The regiment was deployed in Rajasthan in the Foxtort sector during Operation Cactus Lily. This sector did not see any significant action. 101 Field Battery of the regiment was in support of 121 (Independent) Infantry Brigade Group in the Kargil sector of Jammu and Kashmir. On 7 December 1971, it gave artillery support to 2/11 Gorkha Rifles during the capture of Pakistani post 12 (No 185859), which was located at a height of 14,350 feet, east of Shingo River. It supported 18 Punjab during the capture of Brachil Pass, located at a height of 14,000 feet. The regiment lost Operator Bihari Lal and Operator Kishan Chand Bagani to Pakistani shelling on 7 December 1971. Regimental Havildar Major Nand Lal was awarded the Sena Medal.
- Operation Vijay
The regiment was equipped with 105 mm field guns. It was initially deployed at Drass. The unit less one battery was moved to Batalik-Yaldor sector after detection of Pakistani infiltrators; with the 103 Field Battery staying put at Drass. The regiment was deployed under 70 Infantry Brigade under 3 Infantry Division.
Later during the war, the unit less 103 battery was deployed in Dah. 101 Field Battery saw action in Turtuk. The regiment fired 41,435 rounds during the entire operation and earned the sobriquet of Batalik Bombers.

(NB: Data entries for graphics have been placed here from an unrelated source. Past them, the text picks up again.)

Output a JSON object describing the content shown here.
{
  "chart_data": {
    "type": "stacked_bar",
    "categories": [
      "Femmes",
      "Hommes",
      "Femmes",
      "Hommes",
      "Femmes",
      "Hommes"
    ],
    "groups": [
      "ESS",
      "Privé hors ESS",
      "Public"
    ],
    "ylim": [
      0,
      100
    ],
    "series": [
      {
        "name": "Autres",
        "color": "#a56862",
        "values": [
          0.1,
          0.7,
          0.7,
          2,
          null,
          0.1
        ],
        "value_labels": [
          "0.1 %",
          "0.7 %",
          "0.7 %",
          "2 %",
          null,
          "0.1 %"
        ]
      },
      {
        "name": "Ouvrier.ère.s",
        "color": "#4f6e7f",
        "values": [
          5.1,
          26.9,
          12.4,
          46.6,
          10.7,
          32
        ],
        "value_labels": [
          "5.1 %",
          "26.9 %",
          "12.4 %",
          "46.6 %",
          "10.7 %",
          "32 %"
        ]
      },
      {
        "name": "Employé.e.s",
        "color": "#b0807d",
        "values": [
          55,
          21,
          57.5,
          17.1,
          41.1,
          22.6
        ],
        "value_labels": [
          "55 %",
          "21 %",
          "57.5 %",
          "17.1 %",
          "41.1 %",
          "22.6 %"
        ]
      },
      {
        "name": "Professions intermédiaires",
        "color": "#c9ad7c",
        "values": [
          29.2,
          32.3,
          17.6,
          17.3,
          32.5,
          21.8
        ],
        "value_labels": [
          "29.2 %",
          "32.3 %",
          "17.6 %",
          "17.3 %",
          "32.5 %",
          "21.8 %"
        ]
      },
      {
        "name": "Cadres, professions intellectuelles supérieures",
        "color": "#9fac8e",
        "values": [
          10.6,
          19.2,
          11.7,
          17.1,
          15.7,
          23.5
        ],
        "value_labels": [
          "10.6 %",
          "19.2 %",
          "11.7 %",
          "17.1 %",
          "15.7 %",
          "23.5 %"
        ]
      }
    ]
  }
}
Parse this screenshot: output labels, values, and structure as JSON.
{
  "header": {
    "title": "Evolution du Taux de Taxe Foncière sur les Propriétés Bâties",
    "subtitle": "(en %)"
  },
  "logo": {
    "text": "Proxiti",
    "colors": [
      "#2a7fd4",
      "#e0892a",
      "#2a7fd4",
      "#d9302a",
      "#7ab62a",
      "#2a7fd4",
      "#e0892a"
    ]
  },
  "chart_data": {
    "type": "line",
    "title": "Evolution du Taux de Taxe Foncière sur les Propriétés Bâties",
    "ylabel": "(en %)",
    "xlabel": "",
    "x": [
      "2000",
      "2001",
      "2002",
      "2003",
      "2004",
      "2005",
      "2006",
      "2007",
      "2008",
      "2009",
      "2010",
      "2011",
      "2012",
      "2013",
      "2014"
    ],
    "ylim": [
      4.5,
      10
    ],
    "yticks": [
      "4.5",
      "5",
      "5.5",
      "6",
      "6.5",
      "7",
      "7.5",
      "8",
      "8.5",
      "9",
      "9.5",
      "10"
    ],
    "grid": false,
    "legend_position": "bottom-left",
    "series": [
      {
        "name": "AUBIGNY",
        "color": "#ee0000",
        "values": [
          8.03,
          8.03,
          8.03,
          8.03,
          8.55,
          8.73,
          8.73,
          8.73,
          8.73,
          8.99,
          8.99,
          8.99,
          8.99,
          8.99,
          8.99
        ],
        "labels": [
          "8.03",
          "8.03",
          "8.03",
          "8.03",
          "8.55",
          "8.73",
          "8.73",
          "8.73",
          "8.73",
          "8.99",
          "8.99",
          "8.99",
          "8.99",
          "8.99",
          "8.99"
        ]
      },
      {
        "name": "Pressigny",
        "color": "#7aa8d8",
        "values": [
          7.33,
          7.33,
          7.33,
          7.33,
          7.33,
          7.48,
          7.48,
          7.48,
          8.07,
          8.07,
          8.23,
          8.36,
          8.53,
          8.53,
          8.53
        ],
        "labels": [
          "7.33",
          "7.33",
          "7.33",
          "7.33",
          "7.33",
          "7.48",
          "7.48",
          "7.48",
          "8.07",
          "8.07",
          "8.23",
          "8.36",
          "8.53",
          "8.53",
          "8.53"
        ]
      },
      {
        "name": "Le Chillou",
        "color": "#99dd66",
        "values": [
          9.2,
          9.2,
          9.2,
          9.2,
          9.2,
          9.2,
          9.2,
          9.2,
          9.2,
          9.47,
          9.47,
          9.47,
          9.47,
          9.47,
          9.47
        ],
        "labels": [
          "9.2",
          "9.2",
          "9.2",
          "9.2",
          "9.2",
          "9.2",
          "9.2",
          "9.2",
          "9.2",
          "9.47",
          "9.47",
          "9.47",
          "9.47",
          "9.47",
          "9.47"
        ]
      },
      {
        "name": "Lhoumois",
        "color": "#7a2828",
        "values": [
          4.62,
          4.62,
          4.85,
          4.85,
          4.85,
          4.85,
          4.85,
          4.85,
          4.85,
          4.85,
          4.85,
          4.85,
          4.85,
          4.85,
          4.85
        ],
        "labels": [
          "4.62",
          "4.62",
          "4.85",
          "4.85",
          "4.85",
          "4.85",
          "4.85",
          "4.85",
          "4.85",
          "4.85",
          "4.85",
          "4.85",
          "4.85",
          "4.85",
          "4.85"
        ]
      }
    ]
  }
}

It lost Lance Havildar Gurdas Singh and Gunner Yashwant Singh to enemy fire to its gun positions.

The unit won the following gallantry awards during the battle -
- GOC-in-C (Northern Command) Unit Appreciation
- Yudh Seva Medal – Colonel Sanjay Saran
- Sena Medals – Major Gurpreet Singh, Major Rahul Ohri, Captain Rakesh Tiwari, Subedar Padam Nabh
- Mentioned in dispatches – 4
- COAS Commendation Cards – 4
- GOC-in-C (Northern Command) Commendation Cards – 10
- Operation Parakram
The regiment was deployed in Suratgarh and Ganganagar sectors during the prolonged stand-off with Pakistan.

==Honours and achievements==
- The regiment took part in the artillery fire power demonstration on 17 April 1958 in honour of the first president of India, Dr Rajendra Prasad.
- The regiment had the honour to participate in the Republic Day Parade in 1989 with its 105 mm guns.